Ethanol, clean fuel from A to Z
January 11 2012 - Invasion of Privacy
by, 01-11-2012 at 04:31 PM (305 Views)
If there's one way to piss me off, it's when you invite yourself where you are not welcomed. I don't mean this in a physical sense, though that is part of it, but I also mean this in a metaphysical sense. It's funny to say I enjoy my privacy when I have 42 blog posts expounding details of my life and thoughts LOL The irony is apparent.
However, I've never made it a habit to mention my real name anywhere on PerC for that reason ~ to connect without connecting. To share my thoughts and the content of my character within anonymity. There are also topics that I will not discuss.
I do this for several reasons, security being the foremost, separating aspects of my professional and personal life being the second thing (don't want my future employer reading up on me), and in a strange way to leave a half opened door for those I can trust after some time.
I don't snoop. I don't make a habit of googling or facebooking someone's name. I don't even have a facebook.
I only google names for professional reasons - artworks, designs, career information. I rarely google names to find out personal things - photos, journal entries, what they're doing on a saturday night, what their favorite books are; and when I'm in the presence of friends who are doing that ~ I become quite uneasy and feel a slight onset of anxiety and panic creeping up.
My thinking goes like this, if someone is comfortable having you read what they say in one setting/format, it doesn't mean you are invited to read what they had to say in another. Just because I'm ok with having someone read my homework, doesn't mean it's okay for them to read my journal. If I allow you to sit in my living room, doesn't mean you are allowed to sit in my bedroom. If I'm comfortable having PerC read my PerC stuff, doesn't mean I'm comfortable having PerC read my Facebook...etc...etc...

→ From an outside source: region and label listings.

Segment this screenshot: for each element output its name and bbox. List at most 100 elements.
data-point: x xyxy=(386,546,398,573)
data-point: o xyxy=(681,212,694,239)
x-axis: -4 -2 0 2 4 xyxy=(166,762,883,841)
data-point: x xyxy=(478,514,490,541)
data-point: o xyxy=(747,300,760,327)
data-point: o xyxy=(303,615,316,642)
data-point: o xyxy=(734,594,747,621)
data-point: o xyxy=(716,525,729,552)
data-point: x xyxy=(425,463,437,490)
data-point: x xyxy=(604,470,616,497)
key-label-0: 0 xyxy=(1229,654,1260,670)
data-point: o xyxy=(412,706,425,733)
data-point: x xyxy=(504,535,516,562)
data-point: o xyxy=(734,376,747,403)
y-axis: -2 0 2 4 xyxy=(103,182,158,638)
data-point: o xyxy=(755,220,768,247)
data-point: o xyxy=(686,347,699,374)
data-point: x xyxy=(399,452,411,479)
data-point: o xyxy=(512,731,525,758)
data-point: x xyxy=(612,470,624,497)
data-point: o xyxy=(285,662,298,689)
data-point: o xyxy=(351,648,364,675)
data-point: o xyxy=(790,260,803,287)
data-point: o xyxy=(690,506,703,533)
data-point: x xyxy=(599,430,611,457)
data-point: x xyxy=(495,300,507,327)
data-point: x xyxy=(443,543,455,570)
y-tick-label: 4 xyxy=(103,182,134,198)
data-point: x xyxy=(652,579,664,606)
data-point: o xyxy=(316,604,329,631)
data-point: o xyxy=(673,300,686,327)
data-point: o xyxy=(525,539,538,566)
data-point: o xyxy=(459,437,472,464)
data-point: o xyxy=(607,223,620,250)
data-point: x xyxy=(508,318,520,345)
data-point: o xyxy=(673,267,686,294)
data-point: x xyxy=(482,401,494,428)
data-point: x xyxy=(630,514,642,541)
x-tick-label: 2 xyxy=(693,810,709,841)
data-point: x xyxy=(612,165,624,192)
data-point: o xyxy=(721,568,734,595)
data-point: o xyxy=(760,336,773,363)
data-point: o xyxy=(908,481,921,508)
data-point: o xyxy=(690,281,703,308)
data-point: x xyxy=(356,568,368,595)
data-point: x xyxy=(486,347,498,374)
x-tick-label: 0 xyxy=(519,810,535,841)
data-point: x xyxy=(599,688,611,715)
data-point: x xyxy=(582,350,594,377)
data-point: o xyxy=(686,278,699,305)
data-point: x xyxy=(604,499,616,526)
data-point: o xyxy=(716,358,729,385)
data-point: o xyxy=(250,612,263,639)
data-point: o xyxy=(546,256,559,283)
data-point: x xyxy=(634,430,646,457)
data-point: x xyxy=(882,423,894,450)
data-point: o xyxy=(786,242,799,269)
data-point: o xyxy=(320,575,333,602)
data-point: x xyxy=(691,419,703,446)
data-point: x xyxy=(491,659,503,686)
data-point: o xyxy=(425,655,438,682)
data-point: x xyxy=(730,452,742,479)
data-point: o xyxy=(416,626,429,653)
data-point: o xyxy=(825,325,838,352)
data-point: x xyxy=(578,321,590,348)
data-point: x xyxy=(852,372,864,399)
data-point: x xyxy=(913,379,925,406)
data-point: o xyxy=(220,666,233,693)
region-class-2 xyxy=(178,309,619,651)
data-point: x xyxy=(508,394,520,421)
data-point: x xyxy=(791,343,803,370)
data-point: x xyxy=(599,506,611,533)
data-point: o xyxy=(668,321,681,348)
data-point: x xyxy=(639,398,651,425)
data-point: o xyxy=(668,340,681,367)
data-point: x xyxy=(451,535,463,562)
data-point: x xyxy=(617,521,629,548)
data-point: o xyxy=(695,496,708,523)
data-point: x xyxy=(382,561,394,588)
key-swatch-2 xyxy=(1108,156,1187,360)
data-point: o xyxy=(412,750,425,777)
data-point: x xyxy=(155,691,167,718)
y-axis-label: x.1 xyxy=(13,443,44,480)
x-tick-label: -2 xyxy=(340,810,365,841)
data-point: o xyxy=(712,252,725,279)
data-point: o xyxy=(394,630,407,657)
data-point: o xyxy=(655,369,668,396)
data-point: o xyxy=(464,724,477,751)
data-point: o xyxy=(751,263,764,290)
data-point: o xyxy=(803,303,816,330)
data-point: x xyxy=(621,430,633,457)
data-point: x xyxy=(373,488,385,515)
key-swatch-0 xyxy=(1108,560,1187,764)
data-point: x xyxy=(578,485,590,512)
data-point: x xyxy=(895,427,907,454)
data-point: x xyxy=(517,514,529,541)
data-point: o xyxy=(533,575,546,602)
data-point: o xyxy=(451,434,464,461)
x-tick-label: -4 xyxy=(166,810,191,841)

I once had a classmate, who I think had a crush on me, grab my camera looking through all the photos. I was HORRIFIED and demanded for my camera back. He smiled and continued to look through all the photos as if I was joking (which I was not). I had nothing to hide, but having someone you barely know look through your personal things unwelcomed left me feeling exposed in a negative way. I felt annoyed, angry, and very wary of him afterwards. Who does that?
1) He doesn't know how to respect personal space
2) He doesn't know what "no" means
3) He probably has the habit of snooping behind your back if he does it so brazenly in your face
4) This is definitely someone to avoid
No matter how long I've known someone I always respect their privacy. I don't feel comfortable digging through my friend's purses or backpacks, I don't feel comfortable entering a personal room without knocking first, and I don't feel comfortable borrowing a friends laptop or reading what is on their screen. I don't feel comfortable doing any of those things without asking first and some things I don't even ask because it just seems forceful lol
I go out of my way to avoid seeing things that I shouldn't. In a way, I'm afraid to find out more than what is being told.
The best friendships are based on mutual trust and honesty. If there is something that could change the dynamic of my relationship with them, I trust that they would be honest and tell me about it when they are ready or when it is appropriate just as I would. Those are the best kinds of relationships.
I spend quite a lot of time trying to stay informed about the world around me, but when it comes to individuals and their personal lives the phrase "ignorance is bliss" couldn't be more true. Not saying that I don't enjoy learning about them, the truth of the matter is... I do! But what's the point of conversation when you already know everything? Where's the magic of getting to KNOW that person? The lost art of conversation exists in a world where rampant invasion of privacy and the ever self promoting sound bite exists.
There's a process in getting to know someone that spawns through mutual trust and honesty ~ it's a beautiful and fragile thing. Friendship is to be nurtured, not rushed and certainly not through invasion. All things come in due time and only after one can trust.